Despite the corporate media’s false yet prolific narrative claiming Republicans only passed the law to restrict racial and ethnic minorities from voting, Georgia recently reported record early voter turnout that nearly tripled from 2020.
When The Federalist asked the MLB whether it had anything to say to the viewers it lost by falsely accusing election integrity supporters of limiting voting, the league did not respond. The MLB also kept mum when asked if it believes that supporters of election-security laws like the one in Georgia are racist, as President Joe Biden and the corporate media previously alleged.

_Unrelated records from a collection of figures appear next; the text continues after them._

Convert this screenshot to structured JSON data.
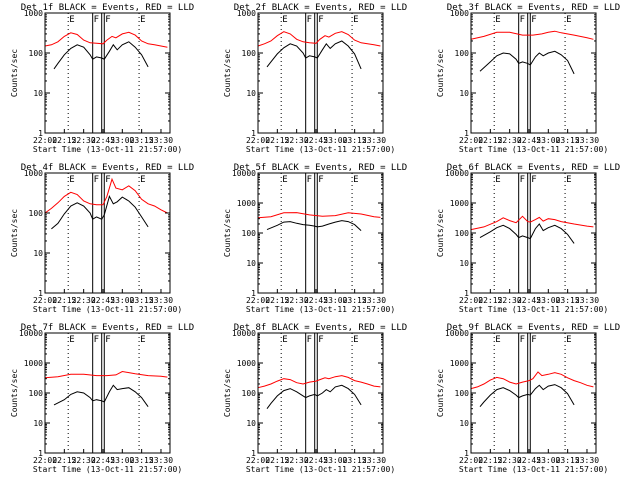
{
  "figure": {
    "xlabel_common": "Start Time (13-Oct-11 21:57:00)",
    "ylabel_common": "Counts/sec",
    "x_tick_labels": [
      "22:00",
      "22:15",
      "22:30",
      "22:45",
      "23:00",
      "23:15",
      "23:30"
    ],
    "x_tick_minutes": [
      0,
      15,
      30,
      45,
      60,
      75,
      90
    ],
    "marker_labels": [
      "E",
      "F",
      "F",
      "E"
    ],
    "colors": {
      "events": "#000000",
      "lld": "#ff0000",
      "axes": "#000000"
    }
  },
  "chart_data": [
    {
      "type": "line",
      "title": "Det 1f BLACK = Events, RED = LLD",
      "ylim": [
        1,
        1000
      ],
      "yscale": "log",
      "y_tick_labels": [
        "1",
        "10",
        "100",
        "1000"
      ],
      "xlim_minutes_from_2200": [
        0,
        97
      ],
      "dotted_vlines_minutes": [
        18,
        73
      ],
      "solid_vlines_minutes": [
        37,
        44,
        46
      ],
      "series": [
        {
          "color": "#ff0000",
          "x": [
            0,
            5,
            10,
            15,
            20,
            25,
            30,
            35,
            40,
            45,
            48,
            52,
            55,
            60,
            65,
            70,
            75,
            80,
            85,
            90,
            95
          ],
          "values": [
            150,
            160,
            190,
            260,
            320,
            290,
            210,
            180,
            175,
            170,
            210,
            260,
            240,
            300,
            330,
            280,
            200,
            170,
            160,
            150,
            140
          ]
        },
        {
          "color": "#000000",
          "x": [
            7,
            10,
            15,
            20,
            25,
            30,
            35,
            37,
            40,
            44,
            46,
            50,
            53,
            56,
            60,
            65,
            70,
            75,
            80
          ],
          "values": [
            40,
            55,
            90,
            130,
            160,
            140,
            90,
            70,
            80,
            75,
            70,
            110,
            160,
            120,
            160,
            190,
            140,
            90,
            45
          ]
        }
      ]
    },
    {
      "type": "line",
      "title": "Det 2f BLACK = Events, RED = LLD",
      "ylim": [
        1,
        1000
      ],
      "yscale": "log",
      "y_tick_labels": [
        "1",
        "10",
        "100",
        "1000"
      ],
      "xlim_minutes_from_2200": [
        0,
        97
      ],
      "dotted_vlines_minutes": [
        18,
        73
      ],
      "solid_vlines_minutes": [
        37,
        44,
        46
      ],
      "series": [
        {
          "color": "#ff0000",
          "x": [
            0,
            5,
            10,
            15,
            20,
            25,
            30,
            35,
            40,
            45,
            48,
            52,
            55,
            60,
            65,
            70,
            75,
            80,
            85,
            90,
            95
          ],
          "values": [
            150,
            170,
            200,
            270,
            340,
            300,
            220,
            190,
            180,
            175,
            220,
            270,
            250,
            310,
            340,
            290,
            210,
            180,
            170,
            160,
            150
          ]
        },
        {
          "color": "#000000",
          "x": [
            7,
            10,
            15,
            20,
            25,
            30,
            35,
            37,
            40,
            44,
            46,
            50,
            53,
            56,
            60,
            65,
            70,
            75,
            80
          ],
          "values": [
            45,
            60,
            95,
            135,
            170,
            150,
            100,
            75,
            85,
            80,
            75,
            120,
            170,
            130,
            170,
            200,
            150,
            95,
            40
          ]
        }
      ]
    },
    {
      "type": "line",
      "title": "Det 3f BLACK = Events, RED = LLD",
      "ylim": [
        1,
        1000
      ],
      "yscale": "log",
      "y_tick_labels": [
        "1",
        "10",
        "100",
        "1000"
      ],
      "xlim_minutes_from_2200": [
        0,
        97
      ],
      "dotted_vlines_minutes": [
        18,
        73
      ],
      "solid_vlines_minutes": [
        37,
        44,
        46
      ],
      "series": [
        {
          "color": "#ff0000",
          "x": [
            0,
            10,
            20,
            30,
            40,
            48,
            55,
            60,
            65,
            70,
            80,
            90,
            95
          ],
          "values": [
            220,
            260,
            330,
            330,
            280,
            280,
            300,
            330,
            350,
            320,
            280,
            240,
            220
          ]
        },
        {
          "color": "#000000",
          "x": [
            7,
            15,
            20,
            25,
            30,
            35,
            37,
            40,
            44,
            46,
            50,
            53,
            56,
            60,
            65,
            70,
            75,
            80
          ],
          "values": [
            35,
            60,
            85,
            100,
            95,
            70,
            55,
            60,
            55,
            50,
            80,
            100,
            85,
            100,
            110,
            90,
            65,
            30
          ]
        }
      ]
    },
    {
      "type": "line",
      "title": "Det 4f BLACK = Events, RED = LLD",
      "ylim": [
        1,
        1000
      ],
      "yscale": "log",
      "y_tick_labels": [
        "1",
        "10",
        "100",
        "1000"
      ],
      "xlim_minutes_from_2200": [
        0,
        97
      ],
      "dotted_vlines_minutes": [
        18,
        73
      ],
      "solid_vlines_minutes": [
        37,
        44,
        46
      ],
      "series": [
        {
          "color": "#ff0000",
          "x": [
            0,
            5,
            10,
            15,
            20,
            25,
            30,
            35,
            40,
            45,
            48,
            52,
            55,
            60,
            65,
            70,
            75,
            80,
            85,
            90,
            95
          ],
          "values": [
            100,
            130,
            180,
            260,
            330,
            290,
            200,
            170,
            160,
            160,
            260,
            700,
            420,
            380,
            480,
            360,
            220,
            170,
            150,
            120,
            100
          ]
        },
        {
          "color": "#000000",
          "x": [
            5,
            10,
            15,
            20,
            25,
            30,
            35,
            37,
            40,
            44,
            46,
            50,
            53,
            56,
            60,
            65,
            70,
            75,
            80
          ],
          "values": [
            40,
            55,
            95,
            150,
            180,
            150,
            100,
            70,
            80,
            70,
            90,
            260,
            170,
            190,
            250,
            200,
            140,
            80,
            45
          ]
        }
      ]
    },
    {
      "type": "line",
      "title": "Det 5f BLACK = Events, RED = LLD",
      "ylim": [
        1,
        10000
      ],
      "yscale": "log",
      "y_tick_labels": [
        "1",
        "10",
        "100",
        "1000",
        "10000"
      ],
      "xlim_minutes_from_2200": [
        0,
        97
      ],
      "dotted_vlines_minutes": [
        18,
        73
      ],
      "solid_vlines_minutes": [
        37,
        44,
        46
      ],
      "series": [
        {
          "color": "#ff0000",
          "x": [
            0,
            10,
            20,
            30,
            40,
            50,
            60,
            70,
            80,
            90,
            95
          ],
          "values": [
            320,
            350,
            470,
            480,
            400,
            360,
            380,
            470,
            430,
            350,
            330
          ]
        },
        {
          "color": "#000000",
          "x": [
            7,
            15,
            20,
            25,
            30,
            35,
            40,
            44,
            46,
            50,
            55,
            60,
            65,
            70,
            75,
            80
          ],
          "values": [
            130,
            180,
            230,
            240,
            210,
            190,
            180,
            170,
            160,
            170,
            200,
            230,
            260,
            240,
            190,
            120
          ]
        }
      ]
    },
    {
      "type": "line",
      "title": "Det 6f BLACK = Events, RED = LLD",
      "ylim": [
        1,
        10000
      ],
      "yscale": "log",
      "y_tick_labels": [
        "1",
        "10",
        "100",
        "1000",
        "10000"
      ],
      "xlim_minutes_from_2200": [
        0,
        97
      ],
      "dotted_vlines_minutes": [
        18,
        73
      ],
      "solid_vlines_minutes": [
        37,
        44,
        46
      ],
      "series": [
        {
          "color": "#ff0000",
          "x": [
            0,
            10,
            20,
            25,
            30,
            35,
            40,
            44,
            46,
            50,
            53,
            56,
            60,
            65,
            70,
            80,
            90,
            95
          ],
          "values": [
            130,
            160,
            240,
            320,
            260,
            220,
            360,
            240,
            230,
            280,
            330,
            250,
            300,
            280,
            240,
            200,
            170,
            160
          ]
        },
        {
          "color": "#000000",
          "x": [
            7,
            15,
            20,
            25,
            30,
            35,
            37,
            40,
            44,
            46,
            50,
            53,
            56,
            60,
            65,
            70,
            75,
            80
          ],
          "values": [
            70,
            110,
            150,
            180,
            140,
            90,
            70,
            80,
            70,
            65,
            140,
            200,
            120,
            150,
            180,
            140,
            90,
            45
          ]
        }
      ]
    },
    {
      "type": "line",
      "title": "Det 7f BLACK = Events, RED = LLD",
      "ylim": [
        1,
        10000
      ],
      "yscale": "log",
      "y_tick_labels": [
        "1",
        "10",
        "100",
        "1000",
        "10000"
      ],
      "xlim_minutes_from_2200": [
        0,
        97
      ],
      "dotted_vlines_minutes": [
        18,
        73
      ],
      "solid_vlines_minutes": [
        37,
        44,
        46
      ],
      "series": [
        {
          "color": "#ff0000",
          "x": [
            0,
            10,
            20,
            30,
            40,
            48,
            55,
            60,
            65,
            70,
            80,
            90,
            95
          ],
          "values": [
            320,
            350,
            420,
            420,
            380,
            380,
            400,
            520,
            480,
            440,
            380,
            360,
            340
          ]
        },
        {
          "color": "#000000",
          "x": [
            7,
            15,
            20,
            25,
            30,
            35,
            37,
            40,
            44,
            46,
            50,
            53,
            56,
            60,
            65,
            70,
            75,
            80
          ],
          "values": [
            40,
            60,
            90,
            110,
            100,
            70,
            55,
            60,
            55,
            50,
            110,
            180,
            130,
            140,
            150,
            110,
            70,
            35
          ]
        }
      ]
    },
    {
      "type": "line",
      "title": "Det 8f BLACK = Events, RED = LLD",
      "ylim": [
        1,
        10000
      ],
      "yscale": "log",
      "y_tick_labels": [
        "1",
        "10",
        "100",
        "1000",
        "10000"
      ],
      "xlim_minutes_from_2200": [
        0,
        97
      ],
      "dotted_vlines_minutes": [
        18,
        73
      ],
      "solid_vlines_minutes": [
        37,
        44,
        46
      ],
      "series": [
        {
          "color": "#ff0000",
          "x": [
            0,
            5,
            10,
            15,
            20,
            25,
            30,
            35,
            40,
            45,
            48,
            52,
            55,
            60,
            65,
            70,
            75,
            80,
            85,
            90,
            95
          ],
          "values": [
            150,
            170,
            200,
            250,
            300,
            280,
            220,
            200,
            230,
            250,
            280,
            320,
            300,
            350,
            380,
            330,
            260,
            230,
            200,
            170,
            160
          ]
        },
        {
          "color": "#000000",
          "x": [
            7,
            10,
            15,
            20,
            25,
            30,
            35,
            37,
            40,
            44,
            46,
            50,
            53,
            56,
            60,
            65,
            70,
            75,
            80
          ],
          "values": [
            30,
            45,
            80,
            120,
            140,
            110,
            80,
            70,
            80,
            90,
            80,
            100,
            130,
            110,
            160,
            180,
            140,
            90,
            40
          ]
        }
      ]
    },
    {
      "type": "line",
      "title": "Det 9f BLACK = Events, RED = LLD",
      "ylim": [
        1,
        10000
      ],
      "yscale": "log",
      "y_tick_labels": [
        "1",
        "10",
        "100",
        "1000",
        "10000"
      ],
      "xlim_minutes_from_2200": [
        0,
        97
      ],
      "dotted_vlines_minutes": [
        18,
        73
      ],
      "solid_vlines_minutes": [
        37,
        44,
        46
      ],
      "series": [
        {
          "color": "#ff0000",
          "x": [
            0,
            5,
            10,
            15,
            20,
            25,
            30,
            35,
            40,
            45,
            48,
            52,
            55,
            60,
            65,
            70,
            75,
            80,
            85,
            90,
            95
          ],
          "values": [
            140,
            160,
            200,
            270,
            330,
            300,
            230,
            200,
            230,
            260,
            300,
            500,
            380,
            420,
            480,
            420,
            320,
            260,
            220,
            180,
            160
          ]
        },
        {
          "color": "#000000",
          "x": [
            7,
            10,
            15,
            20,
            25,
            30,
            35,
            37,
            40,
            44,
            46,
            50,
            53,
            56,
            60,
            65,
            70,
            75,
            80
          ],
          "values": [
            35,
            50,
            85,
            130,
            150,
            120,
            85,
            70,
            80,
            90,
            85,
            140,
            180,
            130,
            170,
            190,
            150,
            95,
            40
          ]
        }
      ]
    }
  ]
}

MLB Commissioner Robert Manfred caved to woke pressure and announced last April that the professional sports league would not play the famed game in the Peach State because he believed that the newest election security law, which required commonsense authentication such as voter ID, restricted “fair access to voting” and “voting rights for all Americans.”
“I have decided that the best way to demonstrate our values as a sport is by relocating this year’s All-Star game,” Manfred said in a statement. “Major League Baseball fundamentally supports voting rights for all Americans and opposes restrictions to the ballot box.”
Longtime MLB fans decried the league for “going woke” and swore off watching games indefinitely. Businesses also condemned the MLB for prioritizing politics instead of the people and shuttering opportunities for black business owners in Atlanta. Even former MLB Commissioner Fay Vincent had choice words for Manfred after the “All-Star Error.”
“Major League Baseball can’t become a weapon in the culture wars, a hostage for one political party or ideology,” Vincent wrote in the Wall Street Journal. “It can’t be only for the rich or the poor, nor can it only be for one race, as it was until 1947. Baseball must always stand above politics and its dark elements of corruption, greed and sordid selfishness. It can’t go wrong by standing for national greatness.”
That negative reaction combined with the MLB’s already falling ratings cast a shadow on the All-Star Game in Denver, which ended up being the second least-watched MLB game of all time.
Polling shortly after the relocation announcement also indicated that fans were displeased with the MLB’s decision. At least 64 percent of respondents said they were less likely to support big businesses such as the MLB after they took a public stand on political issues. In general, 70 percent of American adults agreed that “corporations and sports teams should generally stay out of politics.”
The MLB, however, still refuses to say whether it regrets relocating the game over the Democrats’ and media’s baseless “Jim Crow” allegations.